On vous donne quatre bonnes raisons de regarder Ramdam, vraie comédie douce-amère :

• Zangro et ses co-scénaristes se sont emparés de ce sujet encore tabou qu’ils maîtrisent parfaitement avec justesse, pudeur, subtilité et parfois même courage, mais surtout, sans aucun prosélytisme. Il s’agissait pour eux, sans autocensure mais en faisant des choix malins, via la comédie, « de montrer autre chose que BFM et de retranscrire à l’écran la réalité qu’ils connaissent ». Et même si les sujets qui fâchent les politiques et inquiètent parfois les citoyens - tels l’intégration des immigrés, le port du voile, les lieux de prière ou encore les Français convertis - ne sont pas traités en profondeur, Ramdam parvient à déconstruire certains clichés et permet de mieux appréhender et dédramatiser l’Islam.

Ramdam aborde surtout l’évolution du regard d’un homme de la seconde génération issue de l’immigration (très justement interprété par Lyes Salem) sur sa relation névrotique avec son père immigré et sur le parcours initiatique et les choix de vie de chacun. Ramdam traite ainsi des origines qu’on peut difficilement renier et avec lesquelles il faut accepter de vivre, et donc de la transmission de la culture et des traditions.
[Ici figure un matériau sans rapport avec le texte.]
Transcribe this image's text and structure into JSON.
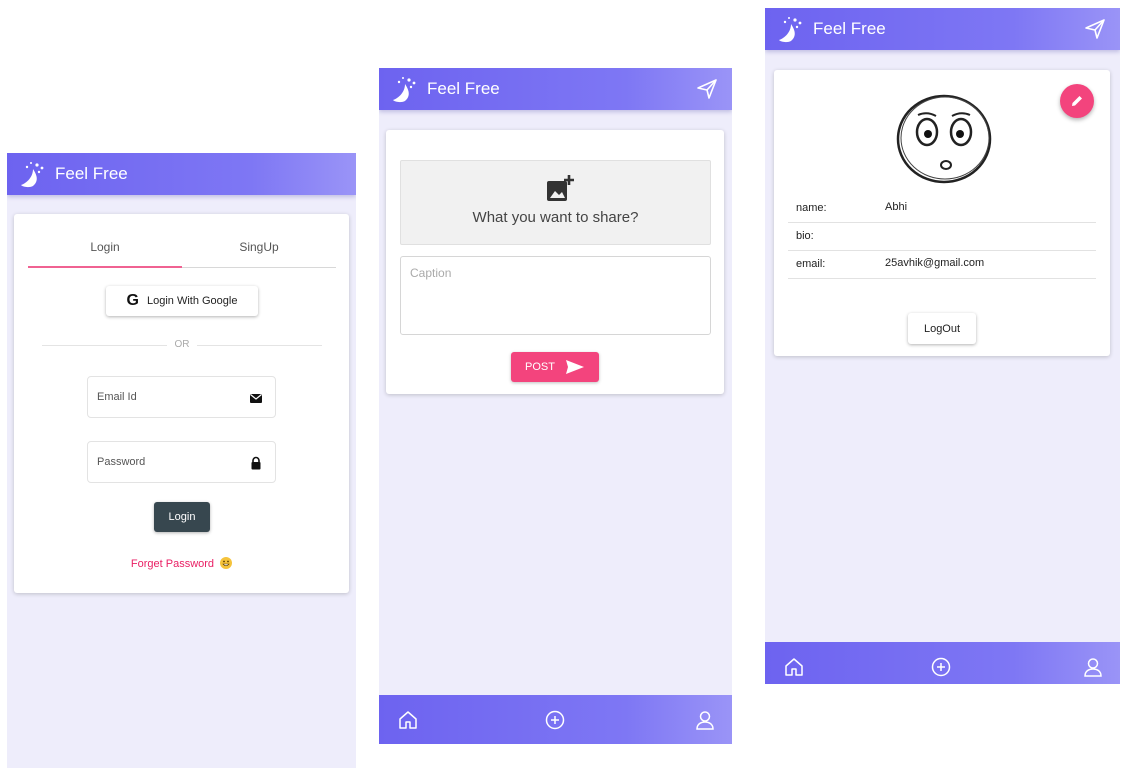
{
  "app": {
    "name": "Feel Free"
  },
  "colors": {
    "primary": "#6d63f0",
    "accent": "#f3447d",
    "dark_button": "#37474f",
    "background": "#eeedfb"
  },
  "login_screen": {
    "tabs": [
      {
        "label": "Login",
        "active": true
      },
      {
        "label": "SingUp",
        "active": false
      }
    ],
    "google_button": "Login With Google",
    "divider_text": "OR",
    "email_placeholder": "Email Id",
    "password_placeholder": "Password",
    "login_button": "Login",
    "forget_password": "Forget Password",
    "icons": [
      "logo-icon",
      "google-icon",
      "mail-icon",
      "lock-icon",
      "emoji-icon"
    ]
  },
  "post_screen": {
    "share_prompt": "What you want to share?",
    "caption_placeholder": "Caption",
    "post_button": "POST",
    "icons": [
      "logo-icon",
      "send-icon",
      "add-image-icon",
      "send-arrow-icon",
      "home-icon",
      "add-circle-icon",
      "user-icon"
    ]
  },
  "profile_screen": {
    "fields": [
      {
        "key": "name:",
        "value": "Abhi"
      },
      {
        "key": "bio:",
        "value": ""
      },
      {
        "key": "email:",
        "value": "25avhik@gmail.com"
      }
    ],
    "logout_button": "LogOut",
    "icons": [
      "logo-icon",
      "send-icon",
      "avatar-sketch",
      "edit-pencil-icon",
      "home-icon",
      "add-circle-icon",
      "user-icon"
    ]
  }
}
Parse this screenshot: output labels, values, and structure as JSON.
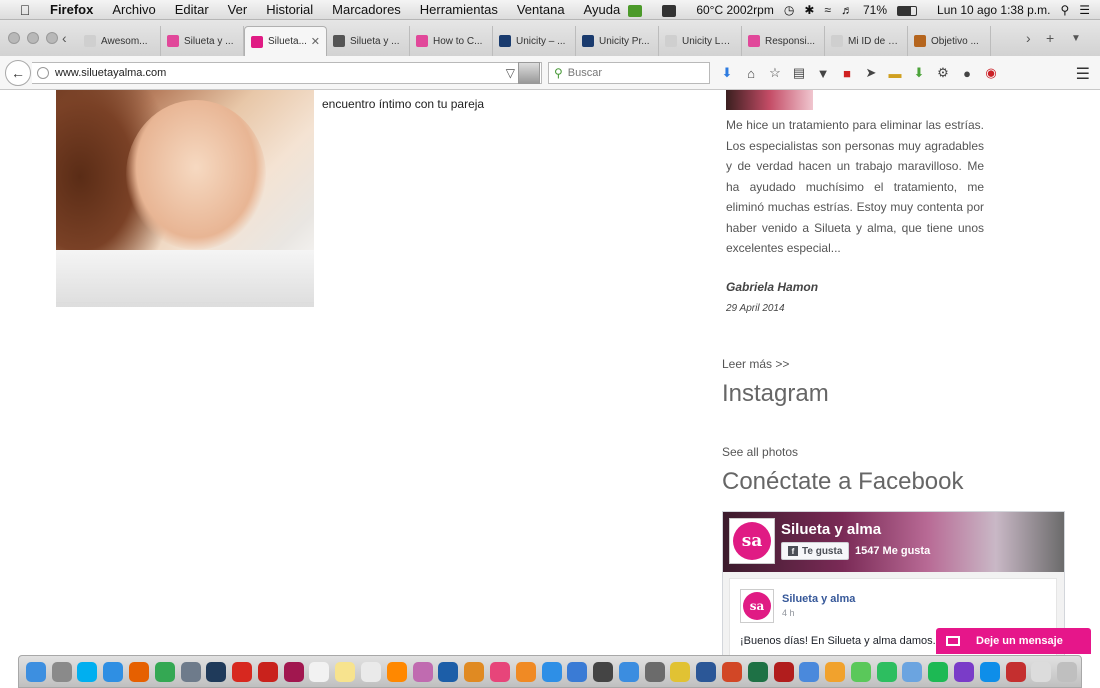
{
  "menubar": {
    "app_name": "Firefox",
    "menus": [
      "Archivo",
      "Editar",
      "Ver",
      "Historial",
      "Marcadores",
      "Herramientas",
      "Ventana",
      "Ayuda"
    ],
    "temp_status": "60°C 2002rpm",
    "battery": "71%",
    "datetime": "Lun 10 ago  1:38 p.m."
  },
  "tabs": [
    {
      "title": "Awesom...",
      "color": "#cfcfcf"
    },
    {
      "title": "Silueta y ...",
      "color": "#e1489a"
    },
    {
      "title": "Silueta...",
      "color": "#e01b84"
    },
    {
      "title": "Silueta y ...",
      "color": "#555555"
    },
    {
      "title": "How to C...",
      "color": "#e1489a"
    },
    {
      "title": "Unicity – ...",
      "color": "#1a3b6e"
    },
    {
      "title": "Unicity Pr...",
      "color": "#1a3b6e"
    },
    {
      "title": "Unicity Latino...",
      "color": "#cfcfcf"
    },
    {
      "title": "Responsi...",
      "color": "#e1489a"
    },
    {
      "title": "Mi ID de usua...",
      "color": "#cfcfcf"
    },
    {
      "title": "Objetivo ...",
      "color": "#b5651d"
    }
  ],
  "navbar": {
    "url": "www.siluetayalma.com",
    "search_placeholder": "Buscar"
  },
  "page": {
    "intro_text": "encuentro íntimo con tu pareja",
    "testimonial": {
      "text": "Me hice un tratamiento para eliminar las estrías. Los especialistas son personas muy agradables y de verdad hacen un trabajo maravilloso. Me ha ayudado muchísimo el tratamiento, me eliminó muchas estrías. Estoy muy contenta por haber venido a Silueta y alma, que tiene unos excelentes especial...",
      "author": "Gabriela Hamon",
      "date": "29 April 2014"
    },
    "read_more": "Leer más >>",
    "instagram_heading": "Instagram",
    "see_all_photos": "See all photos",
    "facebook_heading": "Conéctate a Facebook",
    "facebook": {
      "page_name": "Silueta y alma",
      "like_button": "Te gusta",
      "likes": "1547 Me gusta",
      "post_author": "Silueta y alma",
      "post_time": "4 h",
      "post_text": "¡Buenos días! En Silueta y alma damos...",
      "logo_text": "sa"
    },
    "message_button": "Deje un mensaje"
  },
  "dock": {
    "apps": [
      {
        "name": "finder",
        "color": "#3d8fe0"
      },
      {
        "name": "launchpad",
        "color": "#8a8a8a"
      },
      {
        "name": "skype",
        "color": "#00aff0"
      },
      {
        "name": "safari",
        "color": "#2f8fe3"
      },
      {
        "name": "firefox",
        "color": "#e66000"
      },
      {
        "name": "chrome",
        "color": "#34a853"
      },
      {
        "name": "image-capture",
        "color": "#6e7b8b"
      },
      {
        "name": "photoshop",
        "color": "#1f3a5a"
      },
      {
        "name": "acrobat",
        "color": "#d7281f"
      },
      {
        "name": "acrobat-reader",
        "color": "#c9221c"
      },
      {
        "name": "indesign",
        "color": "#a1174f"
      },
      {
        "name": "calendar",
        "color": "#f2f2f2"
      },
      {
        "name": "notes",
        "color": "#f7e38e"
      },
      {
        "name": "textedit",
        "color": "#eaeaea"
      },
      {
        "name": "vlc",
        "color": "#ff8800"
      },
      {
        "name": "photo-app",
        "color": "#c06bb0"
      },
      {
        "name": "quicktime",
        "color": "#1c5ea8"
      },
      {
        "name": "vuze",
        "color": "#e08a22"
      },
      {
        "name": "itunes",
        "color": "#e7457a"
      },
      {
        "name": "ibooks",
        "color": "#f08a24"
      },
      {
        "name": "appstore",
        "color": "#2e8fe6"
      },
      {
        "name": "sync",
        "color": "#3a7bd5"
      },
      {
        "name": "final-cut",
        "color": "#444444"
      },
      {
        "name": "downloads",
        "color": "#3b8de0"
      },
      {
        "name": "disk-utility",
        "color": "#6b6b6b"
      },
      {
        "name": "radiation",
        "color": "#e1c233"
      },
      {
        "name": "word",
        "color": "#2b5797"
      },
      {
        "name": "powerpoint",
        "color": "#d24726"
      },
      {
        "name": "excel",
        "color": "#1e7145"
      },
      {
        "name": "filezilla",
        "color": "#b11d1d"
      },
      {
        "name": "preview",
        "color": "#4a89dc"
      },
      {
        "name": "pages",
        "color": "#f1a22d"
      },
      {
        "name": "messages",
        "color": "#5ac85a"
      },
      {
        "name": "evernote",
        "color": "#2dbe60"
      },
      {
        "name": "globe",
        "color": "#6ba4e0"
      },
      {
        "name": "spotify",
        "color": "#1db954"
      },
      {
        "name": "screen-share",
        "color": "#7a3cc8"
      },
      {
        "name": "teamviewer",
        "color": "#0e8ee9"
      },
      {
        "name": "pdf-tool",
        "color": "#c42f2f"
      },
      {
        "name": "documents",
        "color": "#dcdcdc"
      },
      {
        "name": "trash",
        "color": "#bfbfbf"
      }
    ]
  }
}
Et évidemment de la place de la religion que l’on donne dans sa vie, puisque Amine passe de la théorie universitaire à la pratique et découvre le plaisir de participer à la vie d'une communauté. Car, pour Zangro, « Amine est comme un poisson hors du bocal, qui découvre cet univers et le rôle d’un imam et s’aperçoit que le coté psychologique et humain est plus important que le religieux ». Pour Foued Saanidi, « cette histoire d’imam par accident résume un peu la situation de l’Islam en France, par accident, et dont l’identité est encore en construction ».

• La fiction évoque un « islam de terroir » puisque qu’elle se situe dans un petit village du Sud-Ouest, dans lequel le rugby et ses valeurs de solidarité symbolisent un lien social fort et fédèrent au-delà même de la religion. Pour le réalisateur, c’était l’occasion « d’être au-dessus de la mêlée » et l’implication forte de Rachid dans son village comme président du club local est emblématique de son propre parcours d’intégration en France.
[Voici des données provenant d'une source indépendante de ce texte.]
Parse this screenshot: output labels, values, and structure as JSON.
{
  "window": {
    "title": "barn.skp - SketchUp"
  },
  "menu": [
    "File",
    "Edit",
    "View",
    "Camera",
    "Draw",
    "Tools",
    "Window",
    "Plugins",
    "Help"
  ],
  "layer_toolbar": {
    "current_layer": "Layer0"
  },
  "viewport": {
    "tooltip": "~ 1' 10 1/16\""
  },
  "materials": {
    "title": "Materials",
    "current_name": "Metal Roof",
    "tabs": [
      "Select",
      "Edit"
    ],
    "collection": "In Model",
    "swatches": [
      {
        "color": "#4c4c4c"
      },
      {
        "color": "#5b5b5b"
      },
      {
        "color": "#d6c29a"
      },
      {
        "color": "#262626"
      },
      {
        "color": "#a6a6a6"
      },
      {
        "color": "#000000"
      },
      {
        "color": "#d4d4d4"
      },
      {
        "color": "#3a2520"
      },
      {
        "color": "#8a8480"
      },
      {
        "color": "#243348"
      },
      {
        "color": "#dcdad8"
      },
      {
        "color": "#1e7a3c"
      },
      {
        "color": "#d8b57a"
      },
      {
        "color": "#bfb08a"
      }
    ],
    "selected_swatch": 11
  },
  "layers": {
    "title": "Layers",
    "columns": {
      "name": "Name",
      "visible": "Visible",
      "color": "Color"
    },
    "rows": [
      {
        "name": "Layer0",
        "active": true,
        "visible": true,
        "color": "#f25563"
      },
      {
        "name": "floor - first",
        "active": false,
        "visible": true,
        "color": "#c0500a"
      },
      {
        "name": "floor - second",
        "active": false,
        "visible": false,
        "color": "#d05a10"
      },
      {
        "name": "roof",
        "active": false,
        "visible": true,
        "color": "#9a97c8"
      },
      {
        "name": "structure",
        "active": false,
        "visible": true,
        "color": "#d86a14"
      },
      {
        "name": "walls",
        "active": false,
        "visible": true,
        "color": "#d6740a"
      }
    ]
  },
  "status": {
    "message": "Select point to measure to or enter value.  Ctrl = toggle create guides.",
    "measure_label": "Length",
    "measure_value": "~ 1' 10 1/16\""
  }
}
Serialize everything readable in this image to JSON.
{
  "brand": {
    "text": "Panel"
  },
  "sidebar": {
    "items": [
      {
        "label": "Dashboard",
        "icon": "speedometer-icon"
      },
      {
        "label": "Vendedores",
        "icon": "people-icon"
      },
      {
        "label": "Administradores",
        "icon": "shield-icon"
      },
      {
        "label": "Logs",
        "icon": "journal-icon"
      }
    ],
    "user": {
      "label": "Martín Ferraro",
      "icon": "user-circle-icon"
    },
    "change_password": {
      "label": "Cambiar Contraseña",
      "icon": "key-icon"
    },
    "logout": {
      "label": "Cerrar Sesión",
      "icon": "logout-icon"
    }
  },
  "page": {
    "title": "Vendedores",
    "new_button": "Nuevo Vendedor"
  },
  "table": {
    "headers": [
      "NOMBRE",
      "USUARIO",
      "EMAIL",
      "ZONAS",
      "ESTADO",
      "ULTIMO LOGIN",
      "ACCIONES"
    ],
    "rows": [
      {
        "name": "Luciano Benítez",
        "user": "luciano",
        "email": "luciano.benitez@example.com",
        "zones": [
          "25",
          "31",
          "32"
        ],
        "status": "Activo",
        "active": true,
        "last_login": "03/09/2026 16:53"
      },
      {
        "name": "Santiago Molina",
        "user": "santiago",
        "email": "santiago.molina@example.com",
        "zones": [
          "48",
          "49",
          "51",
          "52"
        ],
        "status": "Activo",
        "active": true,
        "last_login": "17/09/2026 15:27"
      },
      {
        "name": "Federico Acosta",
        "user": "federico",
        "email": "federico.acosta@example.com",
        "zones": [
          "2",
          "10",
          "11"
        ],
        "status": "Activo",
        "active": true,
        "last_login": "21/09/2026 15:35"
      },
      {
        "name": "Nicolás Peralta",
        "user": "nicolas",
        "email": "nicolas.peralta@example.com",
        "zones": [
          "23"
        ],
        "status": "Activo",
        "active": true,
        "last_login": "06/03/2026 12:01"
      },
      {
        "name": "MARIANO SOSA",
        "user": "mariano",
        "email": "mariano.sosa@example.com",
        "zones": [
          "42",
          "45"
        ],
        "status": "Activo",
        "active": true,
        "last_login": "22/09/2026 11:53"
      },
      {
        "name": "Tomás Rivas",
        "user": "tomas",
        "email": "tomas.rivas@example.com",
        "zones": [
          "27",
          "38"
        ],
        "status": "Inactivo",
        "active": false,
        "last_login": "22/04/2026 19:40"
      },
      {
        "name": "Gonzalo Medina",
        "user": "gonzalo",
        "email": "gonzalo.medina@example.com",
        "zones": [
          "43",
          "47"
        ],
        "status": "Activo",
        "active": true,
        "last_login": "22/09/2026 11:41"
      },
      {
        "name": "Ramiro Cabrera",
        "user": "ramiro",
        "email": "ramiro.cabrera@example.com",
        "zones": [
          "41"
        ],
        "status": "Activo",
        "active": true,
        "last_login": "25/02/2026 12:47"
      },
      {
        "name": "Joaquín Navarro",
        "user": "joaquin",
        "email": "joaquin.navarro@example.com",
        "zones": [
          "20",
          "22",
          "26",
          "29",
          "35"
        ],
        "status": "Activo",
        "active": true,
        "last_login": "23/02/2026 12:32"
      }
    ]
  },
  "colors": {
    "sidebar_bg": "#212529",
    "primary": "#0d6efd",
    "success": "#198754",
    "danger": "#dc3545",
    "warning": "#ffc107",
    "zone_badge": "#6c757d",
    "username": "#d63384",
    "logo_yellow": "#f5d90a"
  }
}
Enfin, les personnages attachants ont tous, à leur façon, une fonction de révélateur auprès d’Amine. Ainsi Jemel (Djemel Barek), qui occupait la fonction d’Imam avant lui et qui lui explique ce qu’on attend de lui. Ou Samir (Yamin Dib), « directement inspiré du concierge d’une mosquée dont s’occupe Fouad Saadani », orphelin dont la naïveté et la gentillesse offrent une forme de miroir à Amine, lui permettant d’ouvrir ses yeux et son cœur. Ou encore Kenza (Anissa Allali) qui incite Amine à une réflexion quant aux raisons possibles du port du voile et Adama (Adama Bathily), qui permettra à Amine de réfléchir aux risques de manipulation d’un imam sur les fidèles.